Il ne servait à rien de tenter de se distraire : chaque réflexion le ramenait vers Aries. Et un poème qu'il lui avait écrit, une nuit, au milieu de ses insomnies agitées d'angoisses, sans jamais vraiment imaginer lui donner un jour. Élios l'avait encore au fond de son sac à dos, écrit sur une feuille blanche arrachée à un roman, bien dissimulé sous le poids de ses utopies et de sa peur de l'avenir.

Et dans l'aube étalée sur ta peau
Et dans ces coups de tonnerre et de foudre
Et dans les histoires qu'tu traînes dans ton p'tit sac à dos
Et dans ce vague dans les yeux, qui a quitté ton âme
Et dans ces doux mensonges qu'on se murmure tout bas
Et dans la résistance, et la révolution ardente,
Dans les moqueries des hirondelles,
Et dans tout l'amour du monde
Dans ce saut de l'ange
Qu'est la mise à nu de soi,
Il y a mes pensées qui me ramènent
sans cesse
vers toi.

Un poème bien à l'image de la facette de lui qu'il dissimulait soigneusement : sans talent aucun pour les mots, vulnérable, ridiculement désespéré, avec une touche de niaiserie touchante.

En réalité, Élios était épuisé. Physiquement, il pouvait encore tenir, mais moralement parlant, il était à deux doigts que tout pète, que tout s'écroule. Le jeune homme était épuisé. Il ne supportait plus toute cette pression. Et le plus ironique, dans l'histoire, c'est qu'il se la mettait toute seule. En tant que meneur de la Guilde, il était persuadé que son devoir était d'organiser le groupe et de se montrer toujours à l'affût pour que ses acolytes ne se tuent pas à la tâche. Et tant pis s'il négligeait sa propre fatigue. Et qu'il se faisait du mal au cœur en intériorisant tout. Tant pis. Tant pis. Tant pis.

Tant pis.

— Eh, Élios, ça va ?

Le brun ne fit aucun mouvement brusque, et il se contenta de hocher la tête alors que son meilleur ami venait s'asseoir à ses côtés.

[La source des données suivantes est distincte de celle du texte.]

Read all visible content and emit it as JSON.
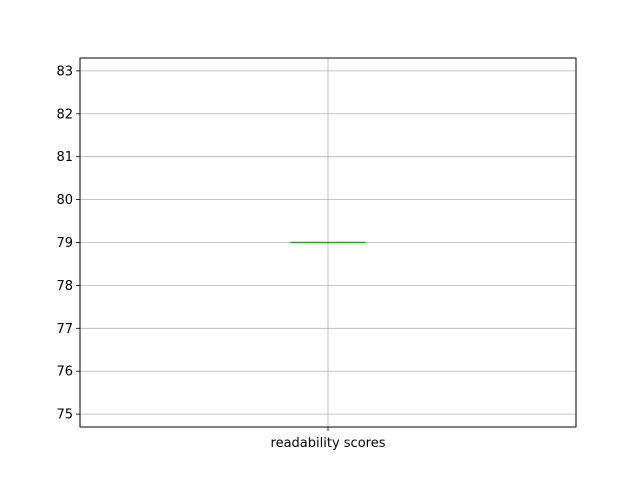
{
  "chart_data": {
    "type": "box",
    "categories": [
      "readability scores"
    ],
    "series": [
      {
        "values": [
          79
        ],
        "min": 79,
        "q1": 79,
        "median": 79,
        "q3": 79,
        "max": 79
      }
    ],
    "title": "",
    "xlabel": "",
    "ylabel": "",
    "ylim": [
      74.7,
      83.3
    ],
    "yticks": [
      75,
      76,
      77,
      78,
      79,
      80,
      81,
      82,
      83
    ],
    "grid": true,
    "colors": {
      "grid": "#b0b0b0",
      "axes": "#000000",
      "box": "#3a8fb7",
      "median": "#2ca02c"
    }
  }
}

— Je n'arrivais pas à dormir. Désolé. Je sais que ce n'est pas très sympa pour le groupe, que je vais vous ralentir à cause de ma fatigue, mais je n'y arrive vraiment pas. Je réfléchis trop.

Élios tourna la tête vers Aries. Celui-ci avait les yeux rivés sur l'horizon, le menton posé sur ses bras, eux-mêmes posés sur ses genoux. Son attitude était faussement nonchalante, alors même que deux gros cernes gribouillaient le dessous de ses yeux et que son ventre grondait de faim.

— Tu réfléchis à quoi ? le questionnai-t-il, hésitant.

Il tourna lentement son regard vers celui qu'il aimait, le cœur au bord des lèvres. Trop de craintes en ce moment.